To avoid polygons whose edges cross themselves, try this:

ConvexHullMesh[a]

For instance:

a = RandomReal[{0, 1}, {5, 2}];

Graphics[Polygon[a]]

ConvexHullMesh[a]

or

ConvexHullMesh[a, PlotTheme -> “Lines”, MeshCellStyle -> Black]

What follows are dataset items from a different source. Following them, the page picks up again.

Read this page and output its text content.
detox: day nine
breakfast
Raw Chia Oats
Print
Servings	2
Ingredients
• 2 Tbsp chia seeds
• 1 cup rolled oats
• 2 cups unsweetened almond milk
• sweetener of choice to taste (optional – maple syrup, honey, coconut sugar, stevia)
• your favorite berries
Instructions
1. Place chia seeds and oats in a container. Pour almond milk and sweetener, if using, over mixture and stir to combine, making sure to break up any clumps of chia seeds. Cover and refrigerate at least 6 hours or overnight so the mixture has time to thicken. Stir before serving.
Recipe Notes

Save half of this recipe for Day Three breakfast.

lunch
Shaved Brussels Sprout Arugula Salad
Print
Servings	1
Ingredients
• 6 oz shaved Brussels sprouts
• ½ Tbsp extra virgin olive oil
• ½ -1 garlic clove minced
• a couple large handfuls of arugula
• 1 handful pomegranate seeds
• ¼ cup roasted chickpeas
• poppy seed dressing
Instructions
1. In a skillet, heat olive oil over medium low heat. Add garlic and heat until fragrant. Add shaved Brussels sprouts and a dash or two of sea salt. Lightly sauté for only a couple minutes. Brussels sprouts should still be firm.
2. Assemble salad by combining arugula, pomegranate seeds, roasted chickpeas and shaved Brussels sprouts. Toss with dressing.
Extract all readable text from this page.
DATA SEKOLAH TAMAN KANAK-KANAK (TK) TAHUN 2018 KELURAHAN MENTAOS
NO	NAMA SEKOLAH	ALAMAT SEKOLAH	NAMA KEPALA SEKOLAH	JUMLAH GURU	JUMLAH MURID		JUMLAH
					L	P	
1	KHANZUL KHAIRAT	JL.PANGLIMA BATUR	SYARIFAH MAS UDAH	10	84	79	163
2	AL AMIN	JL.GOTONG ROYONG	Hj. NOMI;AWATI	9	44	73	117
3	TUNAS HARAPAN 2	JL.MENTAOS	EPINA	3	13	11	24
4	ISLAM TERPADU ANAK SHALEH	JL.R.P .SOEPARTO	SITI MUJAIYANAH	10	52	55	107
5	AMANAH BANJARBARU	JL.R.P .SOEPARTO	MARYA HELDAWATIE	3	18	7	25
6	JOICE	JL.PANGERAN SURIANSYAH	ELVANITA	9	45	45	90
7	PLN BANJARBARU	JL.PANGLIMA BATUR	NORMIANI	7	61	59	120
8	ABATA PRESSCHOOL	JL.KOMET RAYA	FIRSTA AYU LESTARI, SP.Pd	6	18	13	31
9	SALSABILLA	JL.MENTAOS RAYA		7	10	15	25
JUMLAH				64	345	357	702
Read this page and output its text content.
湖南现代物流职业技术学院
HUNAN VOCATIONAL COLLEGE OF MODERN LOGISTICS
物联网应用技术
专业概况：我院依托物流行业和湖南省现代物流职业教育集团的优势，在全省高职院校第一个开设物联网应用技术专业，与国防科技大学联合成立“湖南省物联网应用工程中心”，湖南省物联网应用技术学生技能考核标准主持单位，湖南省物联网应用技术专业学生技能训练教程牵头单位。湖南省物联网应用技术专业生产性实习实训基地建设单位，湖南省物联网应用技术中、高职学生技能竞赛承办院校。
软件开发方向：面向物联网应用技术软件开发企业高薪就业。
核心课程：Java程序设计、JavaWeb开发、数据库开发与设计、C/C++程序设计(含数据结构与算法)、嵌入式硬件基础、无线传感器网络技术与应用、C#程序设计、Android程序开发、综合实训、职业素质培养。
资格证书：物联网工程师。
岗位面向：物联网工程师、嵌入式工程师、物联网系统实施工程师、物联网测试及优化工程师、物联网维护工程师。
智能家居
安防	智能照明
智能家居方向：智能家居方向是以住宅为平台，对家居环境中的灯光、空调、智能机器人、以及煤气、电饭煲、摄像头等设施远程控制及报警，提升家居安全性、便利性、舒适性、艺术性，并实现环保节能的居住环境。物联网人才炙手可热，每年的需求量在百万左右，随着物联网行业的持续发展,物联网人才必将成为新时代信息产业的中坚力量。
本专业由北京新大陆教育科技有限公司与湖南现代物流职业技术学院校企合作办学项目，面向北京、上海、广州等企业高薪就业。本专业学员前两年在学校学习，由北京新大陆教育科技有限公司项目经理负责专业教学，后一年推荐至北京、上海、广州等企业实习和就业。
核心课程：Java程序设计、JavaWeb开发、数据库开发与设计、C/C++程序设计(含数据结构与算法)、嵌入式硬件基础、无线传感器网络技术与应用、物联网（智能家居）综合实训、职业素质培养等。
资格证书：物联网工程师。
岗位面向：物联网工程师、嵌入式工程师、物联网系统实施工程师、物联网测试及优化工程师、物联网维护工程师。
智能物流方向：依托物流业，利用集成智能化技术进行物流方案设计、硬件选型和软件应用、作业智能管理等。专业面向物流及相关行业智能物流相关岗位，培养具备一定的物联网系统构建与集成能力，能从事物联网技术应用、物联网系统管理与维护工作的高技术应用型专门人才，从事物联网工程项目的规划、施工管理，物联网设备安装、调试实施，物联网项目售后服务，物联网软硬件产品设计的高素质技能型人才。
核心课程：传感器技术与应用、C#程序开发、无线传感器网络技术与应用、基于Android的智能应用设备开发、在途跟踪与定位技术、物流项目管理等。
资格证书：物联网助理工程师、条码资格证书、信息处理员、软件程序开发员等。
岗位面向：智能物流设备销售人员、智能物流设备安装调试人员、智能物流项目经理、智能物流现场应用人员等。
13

Note that FindShortestTour does not work:

a = {{0, 0}, {1, 0}, {1, .1}, {2, .1}, {2, 0}, {3, 0}, {1.5, 1}};

Graphics[Line[a[[FindShortestTour[a][[2]]]]]]

which is not convex.

1

Why is it a problem if the FindShortestTour solution is not convex?
– Rahul
Dec 18 ’15 at 1:22

There is no reason the shortest tour need be convex… The shortest tour must go through every point, which includes those in the interior of the convex hull. Hence the shortest tour will rarely be convex.
– David G. Stork
Dec 18 ’15 at 1:25

Yes, that’s fine, but why is that a problem? You say this approach “does not work”, but the asker didn’t ask for a convex figure.
– Rahul
Dec 18 ’15 at 1:28

Yes he did… when he wrote: “it doesn’t always work. For some values sometimes it creates figures like this i.imgur.com/tAeOCSa.png?1 I want it to create geometric figures.”
– David G. Stork
Dec 18 ’15 at 1:29

@David that’s self intersection, but non convex is probably fine.
– LLlAMnYP
Jan 17 at 1:26